As Head teacher I always ensured that all staff at the school engaged in reading books in common. Sharing books enabled us to have a shared language, it gave us a vocabulary for talking about our work. One of those books, in the first term of my headship, was Stephen Covey’s Seven Habits of Highly Effective People. His son Sean is one of the author’s of The Four Disciples of Execution (4DX), a book, in the same genre, of advice for leading and managing organisations. This book has been required reading for some of us exercising leadership and management in the diocese for the last few weeks and will be one of the tools we use on our residential conference over the next few days.

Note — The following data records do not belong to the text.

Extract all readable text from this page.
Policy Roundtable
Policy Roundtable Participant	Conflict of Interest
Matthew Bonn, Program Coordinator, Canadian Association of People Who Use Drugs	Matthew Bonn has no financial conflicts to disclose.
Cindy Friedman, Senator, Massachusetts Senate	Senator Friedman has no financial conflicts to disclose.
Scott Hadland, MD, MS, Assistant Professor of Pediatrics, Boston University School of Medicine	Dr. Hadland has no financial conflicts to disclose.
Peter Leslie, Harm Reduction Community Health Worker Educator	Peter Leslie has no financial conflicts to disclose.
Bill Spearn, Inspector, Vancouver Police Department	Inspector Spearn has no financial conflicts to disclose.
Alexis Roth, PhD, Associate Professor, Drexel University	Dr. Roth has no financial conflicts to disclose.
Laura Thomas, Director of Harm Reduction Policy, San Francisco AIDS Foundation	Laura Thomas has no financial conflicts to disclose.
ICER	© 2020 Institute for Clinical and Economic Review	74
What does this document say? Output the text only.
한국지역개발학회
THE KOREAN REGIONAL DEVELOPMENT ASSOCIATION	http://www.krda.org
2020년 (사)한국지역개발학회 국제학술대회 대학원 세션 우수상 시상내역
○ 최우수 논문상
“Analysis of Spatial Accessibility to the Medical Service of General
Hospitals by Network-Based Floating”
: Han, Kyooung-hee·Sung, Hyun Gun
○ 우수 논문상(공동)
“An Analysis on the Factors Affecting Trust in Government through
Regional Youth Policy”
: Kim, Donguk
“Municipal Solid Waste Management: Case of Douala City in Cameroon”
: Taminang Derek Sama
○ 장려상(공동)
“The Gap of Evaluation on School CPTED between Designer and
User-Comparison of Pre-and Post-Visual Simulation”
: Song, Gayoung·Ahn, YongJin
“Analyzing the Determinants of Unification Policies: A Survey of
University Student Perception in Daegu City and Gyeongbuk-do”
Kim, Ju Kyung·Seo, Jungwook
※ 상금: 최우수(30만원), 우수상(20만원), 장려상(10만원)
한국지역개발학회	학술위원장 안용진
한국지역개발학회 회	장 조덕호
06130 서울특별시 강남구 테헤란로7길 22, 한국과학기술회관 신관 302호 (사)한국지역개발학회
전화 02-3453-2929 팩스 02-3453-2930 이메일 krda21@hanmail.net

For those who suffer from management-phobia there is no doubt much to lampoon in the book. It is very American, the message is really quite simple but is repeated numerous times, each time describing in a new way or with new examples where the techniques suggested have resulted in positive outcomes. There are even QR links to little videos where the people referred to describe their experiences. These people all have better hair and whiter teeth than the average European.
It is, however, an excellent book. One of the key things that make the book so excellent is that the techniques it describes are counter-intuitive. This is not just ‘common sense’.
Four principles underly the processes described:
The book uses ‘whirlwind’ to describe all the things that have to be done on a day to day basis to keep the organisation running. Stepping out of the whirwind or, at least, not being controlled by it leads to the need for the Four Disciplines themselves:
Disciple 1: Focus on Wildly Important Goals
Of course, this gains the acronym WIG. You will either be the sort of person that likes acronyms or not …
A goal so important that not achieving it makes other achievements inconsequential.
- No team should set / focus on more than 2 WIG’s at the same time
- The battles you choose must win the war (organisational WIG)
- DON’T ASK: What are all the things I must do to win this war
- DO ASK: What are the fewest battles necessary to win this war.
- Senior Level leaders can veto but not dictate what the sub WIG’s
- The level of engagement in creating the WIG will = the level of commitment to achieving it.
- All WIG’s must be in the form of X to Y by when. (Source)
Discipline 2: Act on All Lead Measures
I think this may be the most difficult of the 4 disciplines – although the authors would probably suggest that keeping the number of goals to 1 or 2 is equally challenging. ‘Lead measures’ are those that will create the change desired; ‘lag measures’ are those that indicate where you have got to. So, in schools, exam results are always lag measures while the number of children taking up French might be a lead measure leading to the goal of improving the school’s EBacc score.
Discipline 3: keep a compelling scoreboard
A key element of the scorecard is that it is intended to be motivating rather than a stick to beat people with. The players should be involved in designing and to agreeing the scorecard, it should include relatively few measures.
Discipline 4: Create a cadence of accountability
This is very good language indeed. This should always be about what ‘I’ will do, can do. Very regular (weekly or fortnightly) and short (20-30 minutes) meetings. Tasks must be completable in a short space of time and must lead to moving the lead measures.
We are fortunate in the diocese in having a compelling vision: Bigger Church, bigger difference: More people knowing Jesus, more justice in the world. My task, having responsibility for our 119 schools, is to ensure that we deliver this vision. There is a long way to go in working out exactly what that might look like, but the language, processes and to some extent structures of this book create a means of doing that and a recognition from everyone that our schools are contributing to that diocesan vision. After all, there is little that is going to create more justice than giving the children in our schools the tools and qualifications to break out of cycles of poverty and underachievement where they exist. Sharing the language of this book helps me join in a conversation with people doing jobs vastly different to mine – vocations, congregations, finance.
I profoundly believe that God is as present in the good management of our schools, all be it in a different way, as he is when I celebrate Mass or pray the Office. Our meetings will be surrounded by prayer and worship. I know that everyone present is committed to the Gospel, to knowing Jesus and making Jesus known. Our shared management is a shared stewardship of the inheritance we have received: a long obedience in the same direction.